10 years later and I have realised that the fault was not mine and I am back in school. Thats the key - dont feel bad about shit awful management!

Golfhotelromeofoxtrot Mon 22-Jun-15 22:23:00

teacher I 100% get your paranoia.

I had therapy at the time, and it still comes up in my therapy sessions now. I cannot emphasise enough how important it is for you to talk this through with someone. I'm not quite there, but it is a small unhappy memory now, rather than a fear that impacts on my day to day life.

Chipsahoythere Mon 22-Jun-15 22:26:40

I have horrible teaching experiences almost daily.
But the people I work with are ace and make it doable. I think horrible experiences with SLT can be much worse than what kids can throw at you!

elderflowerlemonade Mon 22-Jun-15 22:29:12

I agree chips

Ottosaurus Mon 22-Jun-15 22:37:07

I left teaching.
I want to go back, but I'm scared I won't get a job and that I've left it too long.
I was bullied because I was "too keen"... They regularly punished my class and I (changing times for assemblies etc... Without telling me) and then would yell at me in front of the class.

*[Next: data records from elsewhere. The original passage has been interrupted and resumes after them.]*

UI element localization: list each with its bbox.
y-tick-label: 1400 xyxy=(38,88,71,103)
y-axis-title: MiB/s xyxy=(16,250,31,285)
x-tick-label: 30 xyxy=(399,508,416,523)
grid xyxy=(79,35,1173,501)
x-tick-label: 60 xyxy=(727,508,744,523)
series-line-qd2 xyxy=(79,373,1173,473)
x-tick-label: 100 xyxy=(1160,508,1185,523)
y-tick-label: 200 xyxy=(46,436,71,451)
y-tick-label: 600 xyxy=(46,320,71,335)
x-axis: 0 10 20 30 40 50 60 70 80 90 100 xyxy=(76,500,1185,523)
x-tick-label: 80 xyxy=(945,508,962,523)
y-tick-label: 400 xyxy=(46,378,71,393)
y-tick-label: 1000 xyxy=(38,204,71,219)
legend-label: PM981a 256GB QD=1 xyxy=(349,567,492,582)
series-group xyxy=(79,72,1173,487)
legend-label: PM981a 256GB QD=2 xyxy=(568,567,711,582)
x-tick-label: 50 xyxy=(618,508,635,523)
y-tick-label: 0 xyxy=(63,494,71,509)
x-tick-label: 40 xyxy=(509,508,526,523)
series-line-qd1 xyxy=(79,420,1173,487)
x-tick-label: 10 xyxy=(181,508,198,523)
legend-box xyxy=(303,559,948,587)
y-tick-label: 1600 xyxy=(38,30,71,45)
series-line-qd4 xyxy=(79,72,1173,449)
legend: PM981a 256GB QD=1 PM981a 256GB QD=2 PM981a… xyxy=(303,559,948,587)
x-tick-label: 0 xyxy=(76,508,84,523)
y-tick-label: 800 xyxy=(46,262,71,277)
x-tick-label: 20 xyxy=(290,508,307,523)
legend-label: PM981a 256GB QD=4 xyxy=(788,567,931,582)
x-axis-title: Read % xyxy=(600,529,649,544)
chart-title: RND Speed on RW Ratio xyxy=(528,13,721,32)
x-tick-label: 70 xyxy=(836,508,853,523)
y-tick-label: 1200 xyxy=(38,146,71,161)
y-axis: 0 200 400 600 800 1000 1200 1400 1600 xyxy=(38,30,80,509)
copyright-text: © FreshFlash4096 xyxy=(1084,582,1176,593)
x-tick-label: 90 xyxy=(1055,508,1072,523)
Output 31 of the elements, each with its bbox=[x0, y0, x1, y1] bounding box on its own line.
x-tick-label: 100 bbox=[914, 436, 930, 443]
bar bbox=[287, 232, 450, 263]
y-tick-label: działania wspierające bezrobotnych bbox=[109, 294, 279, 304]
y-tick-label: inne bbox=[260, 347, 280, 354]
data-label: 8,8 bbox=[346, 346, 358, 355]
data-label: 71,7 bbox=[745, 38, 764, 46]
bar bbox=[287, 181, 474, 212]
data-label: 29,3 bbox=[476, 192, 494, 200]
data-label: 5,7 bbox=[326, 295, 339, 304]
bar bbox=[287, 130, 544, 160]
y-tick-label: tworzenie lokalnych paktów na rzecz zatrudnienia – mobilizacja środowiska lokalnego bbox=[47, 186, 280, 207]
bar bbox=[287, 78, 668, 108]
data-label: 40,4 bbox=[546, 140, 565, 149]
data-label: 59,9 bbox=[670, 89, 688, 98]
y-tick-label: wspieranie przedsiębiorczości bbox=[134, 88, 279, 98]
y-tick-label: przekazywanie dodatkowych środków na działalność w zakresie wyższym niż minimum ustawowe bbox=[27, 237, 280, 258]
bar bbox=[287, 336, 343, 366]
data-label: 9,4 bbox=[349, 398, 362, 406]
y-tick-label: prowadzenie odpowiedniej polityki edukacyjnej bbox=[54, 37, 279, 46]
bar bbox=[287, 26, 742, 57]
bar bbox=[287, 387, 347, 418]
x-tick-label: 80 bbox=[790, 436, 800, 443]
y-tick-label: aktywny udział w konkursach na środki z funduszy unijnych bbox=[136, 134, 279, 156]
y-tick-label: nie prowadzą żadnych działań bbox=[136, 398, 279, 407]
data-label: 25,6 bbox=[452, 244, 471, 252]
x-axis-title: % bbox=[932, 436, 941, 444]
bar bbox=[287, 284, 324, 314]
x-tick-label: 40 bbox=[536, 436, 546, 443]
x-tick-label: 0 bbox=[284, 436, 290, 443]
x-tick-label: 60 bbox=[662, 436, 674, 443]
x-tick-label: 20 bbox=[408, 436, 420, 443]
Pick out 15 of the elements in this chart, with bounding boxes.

So much more happened that I can't bear to go through.
I wanted to crash my car so I couldn't work.
In the end I broke down and sobbed for 72hrs straight before I saw a lovely Dr who signed me off.
I refused to go back to the school to collect my things without an LEA representative. While there another teacher came and basically told the LEA rep how horrifically they had been treated, but the LEA refused to see it.
It's been 8yrs. I'm still not over it.

But kind of cathartic writing it here.
I would also like to name and shame the b@@@@ds though.

whathaveiforgottentoday Mon 22-Jun-15 22:43:27

I've always said it is the staff that determine whether you enjoy the school or not. However difficult the kids, with good support you will be fine. I've worked in a real range of schools and the only year I struggled was when slt had lost control of the school. Luckily, new head and new Hod started and life got much better.

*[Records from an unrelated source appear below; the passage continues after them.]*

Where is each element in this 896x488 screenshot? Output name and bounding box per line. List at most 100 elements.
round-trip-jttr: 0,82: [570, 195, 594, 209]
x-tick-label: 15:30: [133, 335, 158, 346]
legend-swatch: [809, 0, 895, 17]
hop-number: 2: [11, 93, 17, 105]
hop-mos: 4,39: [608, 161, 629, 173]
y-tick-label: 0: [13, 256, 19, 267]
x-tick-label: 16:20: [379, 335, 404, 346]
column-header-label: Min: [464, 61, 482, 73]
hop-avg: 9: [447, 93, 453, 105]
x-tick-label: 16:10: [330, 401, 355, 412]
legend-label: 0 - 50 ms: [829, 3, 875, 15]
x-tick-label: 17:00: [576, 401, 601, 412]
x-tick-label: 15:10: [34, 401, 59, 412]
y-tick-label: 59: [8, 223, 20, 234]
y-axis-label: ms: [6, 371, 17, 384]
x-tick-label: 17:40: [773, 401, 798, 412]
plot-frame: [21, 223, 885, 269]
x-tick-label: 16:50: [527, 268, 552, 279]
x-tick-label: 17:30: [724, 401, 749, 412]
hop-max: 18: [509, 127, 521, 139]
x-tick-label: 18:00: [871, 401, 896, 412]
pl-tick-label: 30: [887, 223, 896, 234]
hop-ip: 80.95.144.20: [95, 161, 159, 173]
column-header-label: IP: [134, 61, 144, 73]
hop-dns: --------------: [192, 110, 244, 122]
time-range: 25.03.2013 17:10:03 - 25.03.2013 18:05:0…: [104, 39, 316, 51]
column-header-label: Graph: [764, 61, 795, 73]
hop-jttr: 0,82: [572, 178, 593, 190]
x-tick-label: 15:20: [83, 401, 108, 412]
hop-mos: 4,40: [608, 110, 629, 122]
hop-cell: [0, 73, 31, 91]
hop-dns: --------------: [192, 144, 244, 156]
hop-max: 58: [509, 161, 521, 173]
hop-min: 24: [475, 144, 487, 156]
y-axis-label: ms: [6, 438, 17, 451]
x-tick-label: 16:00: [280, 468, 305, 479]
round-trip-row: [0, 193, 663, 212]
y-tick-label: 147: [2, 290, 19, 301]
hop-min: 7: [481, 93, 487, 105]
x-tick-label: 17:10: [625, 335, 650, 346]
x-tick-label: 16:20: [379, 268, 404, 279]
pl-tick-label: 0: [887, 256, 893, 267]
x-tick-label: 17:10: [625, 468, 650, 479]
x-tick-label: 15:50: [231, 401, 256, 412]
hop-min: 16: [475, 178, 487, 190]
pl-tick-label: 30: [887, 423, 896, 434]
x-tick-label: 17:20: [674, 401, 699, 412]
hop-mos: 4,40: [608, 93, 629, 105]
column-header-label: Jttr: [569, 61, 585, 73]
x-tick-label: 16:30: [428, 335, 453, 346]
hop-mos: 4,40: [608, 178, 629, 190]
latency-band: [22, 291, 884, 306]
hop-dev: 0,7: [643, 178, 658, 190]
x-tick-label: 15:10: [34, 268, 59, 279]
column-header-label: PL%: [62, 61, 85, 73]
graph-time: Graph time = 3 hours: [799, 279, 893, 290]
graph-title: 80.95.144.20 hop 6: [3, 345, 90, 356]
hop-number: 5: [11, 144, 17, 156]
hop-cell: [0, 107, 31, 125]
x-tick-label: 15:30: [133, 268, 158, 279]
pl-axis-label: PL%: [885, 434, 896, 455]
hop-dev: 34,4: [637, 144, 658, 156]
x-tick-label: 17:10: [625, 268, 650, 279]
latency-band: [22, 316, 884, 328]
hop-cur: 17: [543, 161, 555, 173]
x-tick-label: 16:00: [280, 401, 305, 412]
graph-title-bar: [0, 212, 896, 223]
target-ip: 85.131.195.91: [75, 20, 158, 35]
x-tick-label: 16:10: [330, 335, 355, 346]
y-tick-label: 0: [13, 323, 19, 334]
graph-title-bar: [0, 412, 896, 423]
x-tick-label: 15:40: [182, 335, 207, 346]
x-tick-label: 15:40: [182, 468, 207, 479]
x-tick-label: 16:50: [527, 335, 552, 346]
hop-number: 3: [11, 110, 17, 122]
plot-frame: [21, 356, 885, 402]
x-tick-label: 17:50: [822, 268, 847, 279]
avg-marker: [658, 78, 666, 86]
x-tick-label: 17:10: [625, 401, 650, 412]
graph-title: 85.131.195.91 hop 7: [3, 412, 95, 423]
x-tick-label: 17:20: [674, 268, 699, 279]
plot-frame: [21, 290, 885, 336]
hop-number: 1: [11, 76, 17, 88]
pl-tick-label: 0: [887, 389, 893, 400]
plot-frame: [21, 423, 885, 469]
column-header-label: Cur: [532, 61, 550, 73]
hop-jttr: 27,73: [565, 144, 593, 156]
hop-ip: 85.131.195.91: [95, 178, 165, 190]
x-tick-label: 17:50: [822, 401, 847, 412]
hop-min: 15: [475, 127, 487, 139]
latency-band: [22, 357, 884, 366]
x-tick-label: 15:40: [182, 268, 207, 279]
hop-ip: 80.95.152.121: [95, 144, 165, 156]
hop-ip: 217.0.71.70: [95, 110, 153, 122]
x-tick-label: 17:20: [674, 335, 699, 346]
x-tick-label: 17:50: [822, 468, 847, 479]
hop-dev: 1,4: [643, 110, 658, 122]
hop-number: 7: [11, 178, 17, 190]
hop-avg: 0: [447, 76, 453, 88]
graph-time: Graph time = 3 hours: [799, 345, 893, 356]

CharlesRyder Tue 23-Jun-15 19:08:45

I had a horrible experience. I didn't realise what a visceral illness stress is- I was completely debilitated for a while and felt like a husk of myself for a long time after that.

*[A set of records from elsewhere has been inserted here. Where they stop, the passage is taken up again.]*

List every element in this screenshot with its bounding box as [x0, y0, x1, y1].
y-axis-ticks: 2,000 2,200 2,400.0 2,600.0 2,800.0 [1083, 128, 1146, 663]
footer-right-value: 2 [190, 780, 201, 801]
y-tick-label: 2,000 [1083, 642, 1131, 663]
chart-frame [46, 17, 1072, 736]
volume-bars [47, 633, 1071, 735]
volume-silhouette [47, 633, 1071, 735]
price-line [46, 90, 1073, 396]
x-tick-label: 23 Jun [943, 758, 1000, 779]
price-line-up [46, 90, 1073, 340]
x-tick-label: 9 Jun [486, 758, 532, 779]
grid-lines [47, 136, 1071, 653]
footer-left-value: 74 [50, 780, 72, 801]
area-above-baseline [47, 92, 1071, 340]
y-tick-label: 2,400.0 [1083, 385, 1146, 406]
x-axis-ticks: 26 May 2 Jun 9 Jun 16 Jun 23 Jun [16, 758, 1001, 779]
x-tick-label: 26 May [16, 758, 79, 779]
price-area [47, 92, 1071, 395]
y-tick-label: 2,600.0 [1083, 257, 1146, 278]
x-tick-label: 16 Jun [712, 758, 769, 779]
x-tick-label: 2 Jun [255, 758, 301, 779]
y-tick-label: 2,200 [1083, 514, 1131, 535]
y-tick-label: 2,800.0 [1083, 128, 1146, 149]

I am being gradually fixed by a wonderful school where I feel safe enough to unfurl again.

DriftingOff Tue 23-Jun-15 20:31:37

I was bullied for 2 years in a school, and haven't worked since. I feel like I've mostly put it behind me now, but to really get over it completely, I reckon I need to start working again, although I'm not sure I really want to go back into teaching. The experience has really put me off the whole teaching profession. To answer your question, "how do you get over it" - a combination of time and talking it over with any sympathetic souls who are willing to listen, followed by getting stuck back into the world of work (preferably with a non-bullying boss, who will make me realise that not all bosses are psychos)

elderflowerlemonade Tue 23-Jun-15 21:01:03

It's probably too late for me as I've no recent references or anything. That will make finding another job tricky. I sometimes wonder if I should but DH reminds me of how horrible it was and I think maybe not.

Golfhotelromeofoxtrot Wed 24-Jun-15 07:31:18

Would tutoring be another way back in that uses your skills? Or working for an exam board?

elderflowerlemonade Wed 24-Jun-15 07:33:55

I do a tiny bit of tutoring but I have too long a gap now to work for an exam board - need recent references.